Many young people who suffer from disorders such as borderline personality disorder or intense depression have great difficulty regulating their emotions. They may be prone to relational drama, experience steep and sudden emotional shifts or lapse into extreme black or white thinking. This kind of emotional dysregulation can make it difficult for a young person to tolerate traditional therapy because the introspection it requires can trigger powerful reactions, making things worse instead of better.
Dialectical Behavioral Therapy, or DBT, is a synthesis of several therapeutic approaches that was designed primarily to treat disorders involving emotional dysregulation—including borderline personality disorder, extreme emotional lability and poor anger management. DBT teaches young people suffering from emotional dysregulation a number of skills, including
- Identifying and labeling emotions
- Identifying obstacles to emotional control
- Reducing vulnerability to the “emotion mind”
- Cultivating positive emotional events
- Increasing mindfulness of current emotions
- Taking “opposite action,” i.e. acting in a way that is opposite to current negative emotions
- Applying distress tolerance techniques
In contrast to free-flowing and introspective talk therapies, DBT is a highly structured approach to treatment.
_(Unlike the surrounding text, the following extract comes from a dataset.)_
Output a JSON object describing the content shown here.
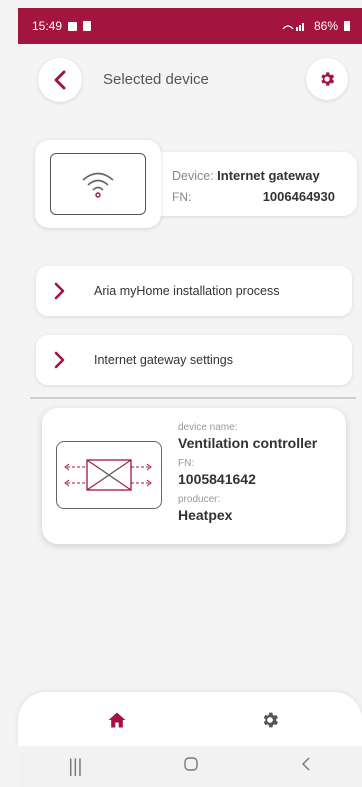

Using a combination of western cognitive-behavioral techniques, psycho-educational modules and eastern mindfulness practices, DBT fosters the systematic learning of new emotional coping skills. It also gradually challenges the negative and fallacious thoughts or beliefs that are often the source of emotional turmoil.
DBT is based in part on the idea that, unlike the black and white thinking that often accompanies emotional dysregulation, opposites can actually coexist and be synthesized. Working patiently to foster this “shades of grey” approach to thinking and feeling has proven quite effective for adolescents experiencing mood dysregulation and impulsivity. DBT emphasizes taking responsibility for one’s problems and examining how one habitually deals with conflict and negative feelings. Goals of DBT include identifying maladaptive coping patterns and learning adaptive coping strategies that promote psychological well-being. DBT calls on the student to accept current reality while maintaining a strong and conscious commitment to change.
DBT has also been modified for use with a wide range of difficulties such as eating disorders, substance use, self-harm and anger management. DBT targets situations that cause intense distress and teaches practical skills that allow the young person to avoid habitual self-defeating behaviors in reaction to those situations. DBT helps young people understand that on the one hand they are doing the best they can right now, but on the other hand there is great hope for specific and positive change.